One of the most significant moments in a marital split, both from a legal standpoint and a personal one, is when one of the parties officially “moves out” of the home. This is not always a clean break for families; some people may come in and out of the home over the course of separation, while others will insist on staying until the divorce is final.  While the legal best practices may vary and require a trained North Carolina family lawyer to sort through, there are some general pieces of advice to help people make a clean move that inspires “moving on.”

Often in a divorce, people are concerned about what they get to keep. But, what about the items that are best to throw away? Sentimental items, furnishings that remind someone of their past life, or décor more suited to the ex-spouse could all be on the chopping block. Depending on the value of these items, selling them could also be a way to fund a “fresh start” following a divorce.

It is important to be clear about the division of property during the divorce, so that someone doesn’t dispose of an item that is called into question later on. This is one of the reasons people may wait until a divorce is final to leave the house.
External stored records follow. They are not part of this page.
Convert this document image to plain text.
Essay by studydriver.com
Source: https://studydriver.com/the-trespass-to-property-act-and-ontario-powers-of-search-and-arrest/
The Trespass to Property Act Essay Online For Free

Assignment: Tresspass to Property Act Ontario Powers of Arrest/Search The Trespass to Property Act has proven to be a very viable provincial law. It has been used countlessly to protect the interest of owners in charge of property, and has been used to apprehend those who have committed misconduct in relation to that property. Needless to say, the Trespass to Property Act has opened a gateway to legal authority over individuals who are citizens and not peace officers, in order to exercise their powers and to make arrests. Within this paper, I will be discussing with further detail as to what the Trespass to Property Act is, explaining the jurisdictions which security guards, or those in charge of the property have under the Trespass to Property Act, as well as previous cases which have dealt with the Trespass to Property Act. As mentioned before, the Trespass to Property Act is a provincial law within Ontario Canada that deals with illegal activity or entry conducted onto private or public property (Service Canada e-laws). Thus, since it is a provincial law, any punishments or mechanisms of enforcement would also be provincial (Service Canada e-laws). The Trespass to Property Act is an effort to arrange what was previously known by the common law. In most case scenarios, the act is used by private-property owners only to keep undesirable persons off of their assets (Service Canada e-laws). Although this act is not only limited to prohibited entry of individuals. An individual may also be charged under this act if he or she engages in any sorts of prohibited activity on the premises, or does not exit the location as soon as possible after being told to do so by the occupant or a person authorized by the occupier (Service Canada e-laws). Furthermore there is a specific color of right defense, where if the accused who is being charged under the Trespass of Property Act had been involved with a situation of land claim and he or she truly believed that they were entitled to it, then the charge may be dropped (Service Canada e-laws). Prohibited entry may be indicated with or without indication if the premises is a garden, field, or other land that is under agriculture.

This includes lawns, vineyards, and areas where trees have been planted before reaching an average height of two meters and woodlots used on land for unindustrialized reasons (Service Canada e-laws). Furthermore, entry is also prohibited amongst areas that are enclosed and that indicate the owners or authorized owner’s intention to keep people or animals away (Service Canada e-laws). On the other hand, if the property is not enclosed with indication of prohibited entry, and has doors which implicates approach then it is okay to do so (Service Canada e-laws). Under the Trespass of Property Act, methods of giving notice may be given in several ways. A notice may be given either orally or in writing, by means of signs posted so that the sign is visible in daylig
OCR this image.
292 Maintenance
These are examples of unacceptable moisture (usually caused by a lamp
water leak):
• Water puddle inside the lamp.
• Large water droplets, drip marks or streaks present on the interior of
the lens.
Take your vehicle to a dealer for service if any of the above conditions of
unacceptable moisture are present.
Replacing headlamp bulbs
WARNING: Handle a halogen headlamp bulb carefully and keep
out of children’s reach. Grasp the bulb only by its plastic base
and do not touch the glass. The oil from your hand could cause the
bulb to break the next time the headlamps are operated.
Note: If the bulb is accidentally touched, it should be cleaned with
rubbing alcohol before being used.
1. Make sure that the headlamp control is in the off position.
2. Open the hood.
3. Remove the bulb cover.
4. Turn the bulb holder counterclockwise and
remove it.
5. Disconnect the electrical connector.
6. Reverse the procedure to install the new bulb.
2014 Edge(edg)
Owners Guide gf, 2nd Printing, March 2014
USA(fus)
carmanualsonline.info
However, once the official split does take place and one is clear on the items that are “there,” it is a good idea to take an inventory of what items are missing from the home which are needed for day-to-day living. For example, if the ex-spouse took the pots and pans, take note to get replacements. Considering these things in advance can save stress and frustration later on, as no one wants to be caught off-guard by items that feel like they are missing.

Depending on the legal circumstances around a divorce, staying in the home may be in one’s best interest for North Carolina couples parting ways. However, this is not always the case, especially if the home is abusive or there are children for whom cohabiting is not in the best interest. It is therefore critical to see a lawyer to discuss the specifics of one’s case and get tailored advice to support the best possible outcome.